Generational forces, however, favor the pessimists. The Great Recession left Millennials with a famously low opinion of banks; they’re also less likely to carry debt and invest in stocks than other generations were at the same age. The past few years have seen an uptick in the “unbanked” and “underbanked” (see:“More Americans Are Giving Up on Banks”)—a population dominated by under-40 households, a plurality of which cite “not having enough money” as the main reason they don’t use banks. The next most-frequently cited reasons are distrust of banks and high service fees.

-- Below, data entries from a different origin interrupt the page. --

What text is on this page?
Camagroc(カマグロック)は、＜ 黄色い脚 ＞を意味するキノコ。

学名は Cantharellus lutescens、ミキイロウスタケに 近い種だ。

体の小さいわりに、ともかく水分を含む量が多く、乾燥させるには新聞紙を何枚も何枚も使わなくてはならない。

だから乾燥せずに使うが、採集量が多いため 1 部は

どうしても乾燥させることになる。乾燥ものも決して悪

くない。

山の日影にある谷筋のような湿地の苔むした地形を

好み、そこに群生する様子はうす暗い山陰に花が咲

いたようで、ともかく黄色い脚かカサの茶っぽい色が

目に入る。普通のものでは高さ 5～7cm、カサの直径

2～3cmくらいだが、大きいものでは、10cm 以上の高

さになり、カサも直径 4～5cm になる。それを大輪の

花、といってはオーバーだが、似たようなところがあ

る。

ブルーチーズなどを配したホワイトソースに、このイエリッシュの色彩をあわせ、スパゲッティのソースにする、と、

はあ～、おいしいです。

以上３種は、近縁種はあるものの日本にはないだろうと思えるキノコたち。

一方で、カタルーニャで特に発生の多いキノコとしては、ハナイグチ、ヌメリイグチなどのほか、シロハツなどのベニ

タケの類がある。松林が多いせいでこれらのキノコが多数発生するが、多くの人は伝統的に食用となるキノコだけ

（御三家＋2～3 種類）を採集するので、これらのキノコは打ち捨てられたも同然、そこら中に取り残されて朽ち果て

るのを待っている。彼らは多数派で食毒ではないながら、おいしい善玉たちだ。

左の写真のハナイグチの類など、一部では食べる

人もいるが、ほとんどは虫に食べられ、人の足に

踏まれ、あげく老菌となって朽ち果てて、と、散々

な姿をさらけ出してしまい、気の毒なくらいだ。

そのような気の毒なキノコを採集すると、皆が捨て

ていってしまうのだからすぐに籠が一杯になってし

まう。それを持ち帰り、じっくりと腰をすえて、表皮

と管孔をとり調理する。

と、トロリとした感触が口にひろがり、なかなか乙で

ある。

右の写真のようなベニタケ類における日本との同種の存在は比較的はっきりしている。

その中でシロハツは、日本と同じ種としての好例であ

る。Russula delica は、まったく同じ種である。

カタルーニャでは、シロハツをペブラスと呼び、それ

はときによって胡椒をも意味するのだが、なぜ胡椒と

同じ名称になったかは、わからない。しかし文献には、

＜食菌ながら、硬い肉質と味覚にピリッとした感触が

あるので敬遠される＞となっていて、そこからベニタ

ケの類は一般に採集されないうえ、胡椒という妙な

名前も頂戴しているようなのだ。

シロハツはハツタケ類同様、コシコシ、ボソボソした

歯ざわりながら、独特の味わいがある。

Once this generation’s financial situation improves, it’s unlikely that they’ll be embracing retail banks wholesale. Instead, they may turn to the thriving system of non-bank services—which also offer more choices to people with no or poor credit. Between 2013 and 2014, the number of loans to subprime borrowers arranged by online loan startup LendingTree soared 761 percent. And Millennials would welcome even more disruption: One recent survey found that 49 percent of 18- to 29-year-olds would consider alternative banking services from digital providers like Google, compared to only 16 percent of those age 55 and over.
For smaller banks, the road ahead looks even rockier. Many don’t have the resources to cover rising regulatory compliance costs, and they haven’t had alternate revenue streams to lean on as their bread-and-butter business has flattened. The rise of mobile banking technologies has also created a fiercer competitive environment where nimble upstarts can readily absorb rivals across local and state lines. In 2013, following decades of decline, the number of banks nationwide fell to a record low (6,981, down from a peak of more than 18,000 in the mid-1980s).
At the same time, small lenders do hold one key advantage over their Wall Street counterparts. These banks make the lion’s share of loans to small businesses and have fierce defenders who see them as a pillar of their communities—a major selling point to young consumers already committed to buying close to home (see:“The New Localism”). In the past five years, only two new U.S. banks have opened—with the founders of both emphasizing the importance of personal relationships and the desire to reach underserved markets. One, Bank of Bird-in-Hand, has found success catering to the Amish community in Pennsylvania. The other, New Hampshire’s Primary Bank, focuses on lending to small and midsized businesses. “People here like going to see the bank president at his house on Saturday morning,” president Bill Greiner told The Wall Street Journal. “They like to know things are going to be locally owned.”
Most of the questions on Wall Street and Main Street can only be answered with time. Perhaps more than in any other industry, its future performance is also closely linked to external factors—namely, the state of the economy at home and around the world. All banks can do is continue making adjustments to suit the new regulatory regime—and try their best to rehabilitate their image before upstarts steal the next generation away.